The web browser based delivery channel of the Country Portal features a highly user-friendly, dynamic interface, providing the end-user with the capability to design their own interactive user experience based on their particular needs and preferences. Most of the Web 2.0 capabilities available in Lanka Gate will be delivered through the web browser based delivery channel.
It features a unique approach in contrast to the traditional notions of portals and integrated applications, by intentionally supporting even informal Web 2.0 concepts such as RSS, folksonomies, recommendation, sharing, ‘pay-per-click’ and social networking, in addition to supporting somewhat formal Web 2.0 and SOA concepts such as usability, participation, collaboration, decentralization, standardization, convergence and remixability.
The Country Portal features multiple service delivery channels to accommodate various end user realities. Country portal enables government and private sector organizations to offer some useful services to citizens as eServices with a minimum effort. These eServices can be easily added to Country portal as service portlets.

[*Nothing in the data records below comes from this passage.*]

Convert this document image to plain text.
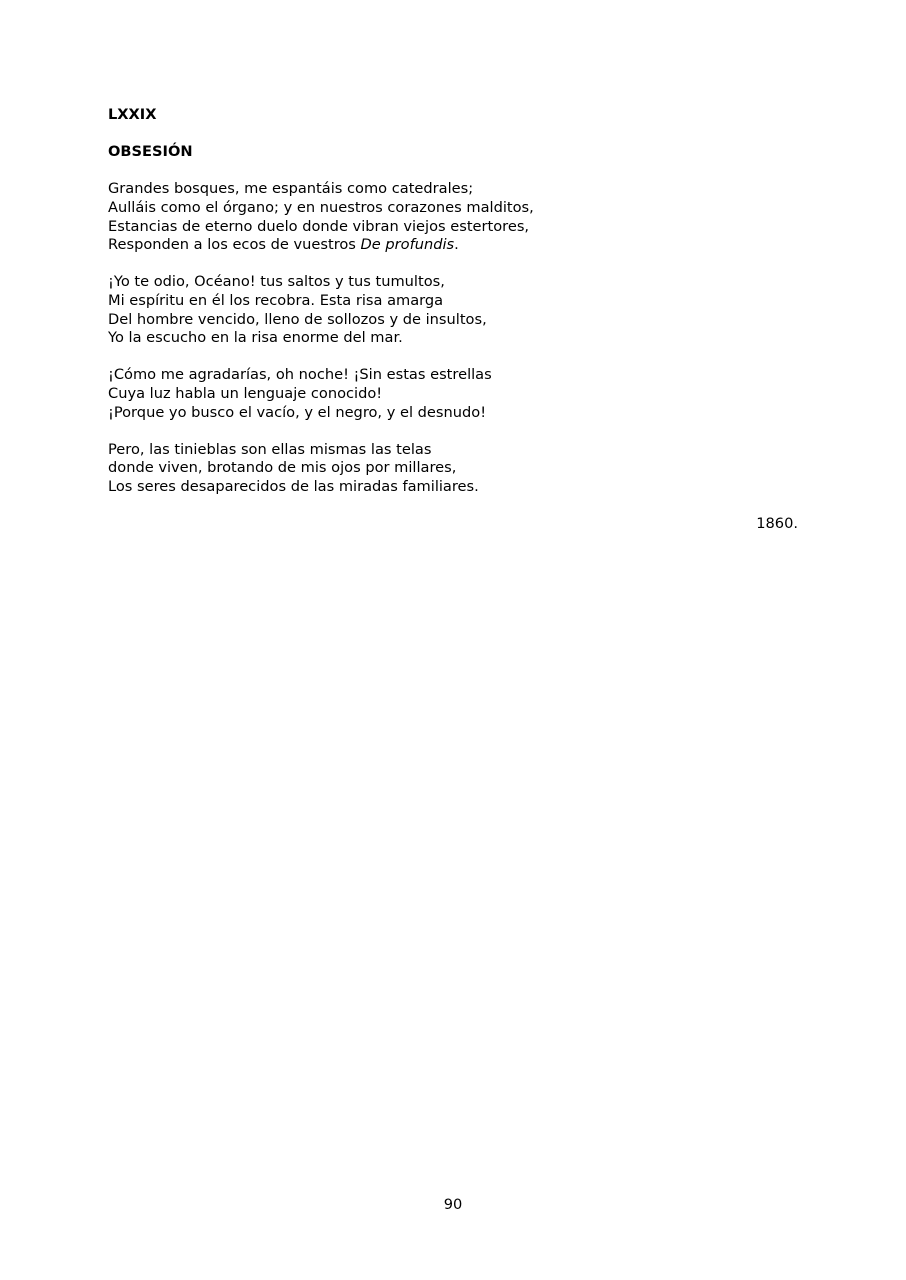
LXXIX

OBSESIÓN

Grandes bosques, me espantáis como catedrales;
Aulláis como el órgano; y en nuestros corazones malditos,
Estancias de eterno duelo donde vibran viejos estertores,
Responden a los ecos de vuestros De profundis.
¡Yo te odio, Océano! tus saltos y tus tumultos,
Mi espíritu en él los recobra. Esta risa amarga
Del hombre vencido, lleno de sollozos y de insultos,
Yo la escucho en la risa enorme del mar.
¡Cómo me agradarías, oh noche! ¡Sin estas estrellas
Cuya luz habla un lenguaje conocido!
¡Porque yo busco el vacío, y el negro, y el desnudo!
Pero, las tinieblas son ellas mismas las telas
donde viven, brotando de mis ojos por millares,
Los seres desaparecidos de las miradas familiares.

1860.

90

For example services such as online exam certificates issuance, EPF / ETF services, driving license verification services, election commission information services, immigration department services and motor traffic department services.
Common services
The Common eServices categorization identifies a set of projects that provide a set of common services required by most of the portlets and eServices. These common eServices would be provided by projects such as the credit card payment gateway project and the mobile payment gateway project.
- Online Payment Services
- Mobile Payment Services
- SMS Services
eServices
The eServices enable access to the services provided by back end systems. For example, a single re-engineering government project would provide several eServices, whilst consuming several eServices from other re-engineering government projects as well as common eServices provided by infrastructural projects within Lanka Gate.
The eServices portlets will compliant with open standards and open protocols such as SOAP 1.2 or REST and the WS-* based LIX protocols (details of which will be published in the future). The open specification of each eService interface will be a requirement for incorporation into the general Lanka Gate initiative. Other requirements that eService providers should adhere to, will be dependent on the overall Governance Model of the Lanka Gate initiative, and these details will be published in the future.
All the portlets will comply with the leading open standard related to portlets, which is the JSR-168 portlet specification. The Country Portal will host the portlets and provide necessary services as defined in JSR-168 specification including a unified user friendly interface and searching capability to locate available portlets.
Virtual business transformation
eServices will be targeted, initially for government organizations with considerable software and hardware readiness. The identified organizations will work with ICTA to virtualize their business process and optimizing the information and service flow between citizen and organization. A business process mapping language will be used to generalize and to enhance the maintainability of the systems, where it allows future business process changes and enhancements. Thus the provision of eServices would add services to the services stack provided by a specific department as well as it will help to re-engineer their business process too.